We provide space complexity lower bounds for data structures that approximate logistic loss up to $\epsilon$-relative error on a logistic regression problem with data $\mathbf{X} \in \mathbb{R}^{n \times d}$ and labels $\mathbf{y} \in \{-1,1\}^d$. The space complexity of existing coreset constructions depend on a natural complexity measure $\mu_\mathbf{y}(\mathbf{X})$, first defined in (Munteanu, 2018). We give an $\tilde{\Omega}(\frac{d}{\epsilon^2})$ space complexity lower bound in the regime $\mu_\mathbf{y}(\mathbf{X}) = O(1)$ that shows existing coresets are optimal in this regime up to lower order factors. We also prove a general $\tilde{\Omega}(d\cdot \mu_\mathbf{y}(\mathbf{X}))$ space lower bound when $\epsilon$ is constant, showing that the dependency on $\mu_\mathbf{y}(\mathbf{X})$ is not an artifact of mergeable coresets. Finally, we refute a prior conjecture that $\mu_\mathbf{y}(\mathbf{X})$ is hard to compute by providing an efficient linear programming formulation, and we empirically compare our algorithm to prior approximate methods.

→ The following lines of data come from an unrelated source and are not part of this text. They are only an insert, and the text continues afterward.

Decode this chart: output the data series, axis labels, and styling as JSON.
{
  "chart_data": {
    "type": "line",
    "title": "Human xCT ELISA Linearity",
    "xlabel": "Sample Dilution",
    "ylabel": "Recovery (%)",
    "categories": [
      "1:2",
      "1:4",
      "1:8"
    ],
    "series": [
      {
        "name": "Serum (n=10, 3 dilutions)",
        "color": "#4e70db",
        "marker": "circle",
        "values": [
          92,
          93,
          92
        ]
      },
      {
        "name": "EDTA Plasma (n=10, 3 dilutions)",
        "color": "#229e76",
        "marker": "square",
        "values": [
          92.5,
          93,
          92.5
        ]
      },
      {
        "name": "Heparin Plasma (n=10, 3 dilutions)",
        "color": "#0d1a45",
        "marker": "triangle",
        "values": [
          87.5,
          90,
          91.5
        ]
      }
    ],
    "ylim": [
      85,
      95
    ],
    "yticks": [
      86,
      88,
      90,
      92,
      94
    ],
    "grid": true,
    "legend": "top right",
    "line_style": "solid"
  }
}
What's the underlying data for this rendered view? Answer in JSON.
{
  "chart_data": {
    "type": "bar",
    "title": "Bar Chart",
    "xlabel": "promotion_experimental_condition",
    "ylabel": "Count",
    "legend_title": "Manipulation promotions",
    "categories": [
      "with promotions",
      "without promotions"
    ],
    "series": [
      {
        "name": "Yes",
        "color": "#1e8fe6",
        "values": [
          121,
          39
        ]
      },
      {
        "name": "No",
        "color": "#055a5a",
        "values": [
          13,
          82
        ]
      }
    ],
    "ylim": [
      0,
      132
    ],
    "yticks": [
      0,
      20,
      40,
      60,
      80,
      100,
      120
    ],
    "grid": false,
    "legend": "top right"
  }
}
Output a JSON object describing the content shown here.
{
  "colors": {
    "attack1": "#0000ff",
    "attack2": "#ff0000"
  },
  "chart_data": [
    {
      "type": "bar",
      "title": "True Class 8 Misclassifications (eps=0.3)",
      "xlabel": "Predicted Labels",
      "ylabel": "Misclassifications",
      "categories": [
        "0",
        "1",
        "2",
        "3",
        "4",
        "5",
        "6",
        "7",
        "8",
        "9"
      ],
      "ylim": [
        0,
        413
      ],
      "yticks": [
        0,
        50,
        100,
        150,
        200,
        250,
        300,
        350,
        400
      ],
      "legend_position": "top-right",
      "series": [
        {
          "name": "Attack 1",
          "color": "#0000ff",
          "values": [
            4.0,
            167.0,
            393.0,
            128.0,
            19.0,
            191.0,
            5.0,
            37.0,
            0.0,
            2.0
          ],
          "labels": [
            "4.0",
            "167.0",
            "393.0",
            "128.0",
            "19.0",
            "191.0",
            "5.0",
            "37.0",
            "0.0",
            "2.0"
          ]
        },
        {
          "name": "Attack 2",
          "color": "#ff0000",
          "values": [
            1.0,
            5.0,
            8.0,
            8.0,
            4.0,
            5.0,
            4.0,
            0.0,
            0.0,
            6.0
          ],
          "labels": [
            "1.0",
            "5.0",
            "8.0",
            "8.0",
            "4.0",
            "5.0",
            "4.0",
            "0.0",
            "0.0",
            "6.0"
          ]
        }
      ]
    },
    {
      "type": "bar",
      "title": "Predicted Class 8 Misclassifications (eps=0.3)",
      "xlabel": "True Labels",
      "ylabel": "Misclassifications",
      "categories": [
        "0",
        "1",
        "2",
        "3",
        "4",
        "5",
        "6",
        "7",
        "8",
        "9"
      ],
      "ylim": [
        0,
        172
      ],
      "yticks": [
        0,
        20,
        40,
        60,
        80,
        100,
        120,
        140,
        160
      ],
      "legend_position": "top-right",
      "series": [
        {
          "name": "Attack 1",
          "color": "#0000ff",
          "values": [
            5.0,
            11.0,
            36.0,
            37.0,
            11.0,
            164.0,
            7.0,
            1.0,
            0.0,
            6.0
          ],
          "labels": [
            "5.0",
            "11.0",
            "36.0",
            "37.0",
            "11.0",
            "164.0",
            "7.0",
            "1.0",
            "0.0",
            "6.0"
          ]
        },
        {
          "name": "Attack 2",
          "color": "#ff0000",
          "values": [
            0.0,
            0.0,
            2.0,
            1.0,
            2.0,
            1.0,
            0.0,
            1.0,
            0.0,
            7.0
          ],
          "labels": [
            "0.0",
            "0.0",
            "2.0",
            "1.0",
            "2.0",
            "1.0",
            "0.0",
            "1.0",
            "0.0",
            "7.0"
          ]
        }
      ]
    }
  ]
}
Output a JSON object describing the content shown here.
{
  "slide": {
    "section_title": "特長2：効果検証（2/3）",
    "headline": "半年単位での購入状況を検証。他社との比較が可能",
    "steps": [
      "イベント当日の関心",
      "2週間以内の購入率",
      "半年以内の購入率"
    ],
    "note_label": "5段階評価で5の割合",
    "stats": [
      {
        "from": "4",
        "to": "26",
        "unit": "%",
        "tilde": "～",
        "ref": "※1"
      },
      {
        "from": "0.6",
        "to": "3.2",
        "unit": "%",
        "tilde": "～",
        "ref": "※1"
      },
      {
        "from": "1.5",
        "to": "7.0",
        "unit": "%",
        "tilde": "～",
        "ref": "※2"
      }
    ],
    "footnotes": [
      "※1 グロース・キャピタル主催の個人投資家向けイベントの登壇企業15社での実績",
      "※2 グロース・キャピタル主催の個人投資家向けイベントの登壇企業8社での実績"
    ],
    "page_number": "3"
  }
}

翻译：针对在逻辑回归问题（数据为 $\mathbf{X} \in \mathbb{R}^{n \times d}$，标签为 $\mathbf{y} \in \{-1,1\}^d$）上以 $\epsilon$ 相对误差近似逻辑损失的数据结构，我们给出了其空间复杂度的下界。现有核心集构造的空间复杂度依赖于一个自然的复杂度度量 $\mu_\mathbf{y}(\mathbf{X})$（该度量首次由 Munteanu 于 2018 年定义）。在 $\mu_\mathbf{y}(\mathbf{X}) = O(1)$ 的范围内，我们给出了 $\tilde{\Omega}(\frac{d}{\epsilon^2})$ 的空间复杂度下界，表明在此范围内现有核心集除低阶因子外已达到最优。当 $\epsilon$ 为常数时，我们还证明了一个通用的 $\tilde{\Omega}(d\cdot \mu_\mathbf{y}(\mathbf{X}))$ 空间下界，表明对 $\mu_\mathbf{y}(\mathbf{X})$ 的依赖并非可合并核心集所特有的现象。最后，我们通过提出一种高效的线性规划形式化方法，反驳了先前关于 $\mu_\mathbf{y}(\mathbf{X})$ 难以计算的猜想，并在实验中将我们的算法与先前的近似方法进行了比较。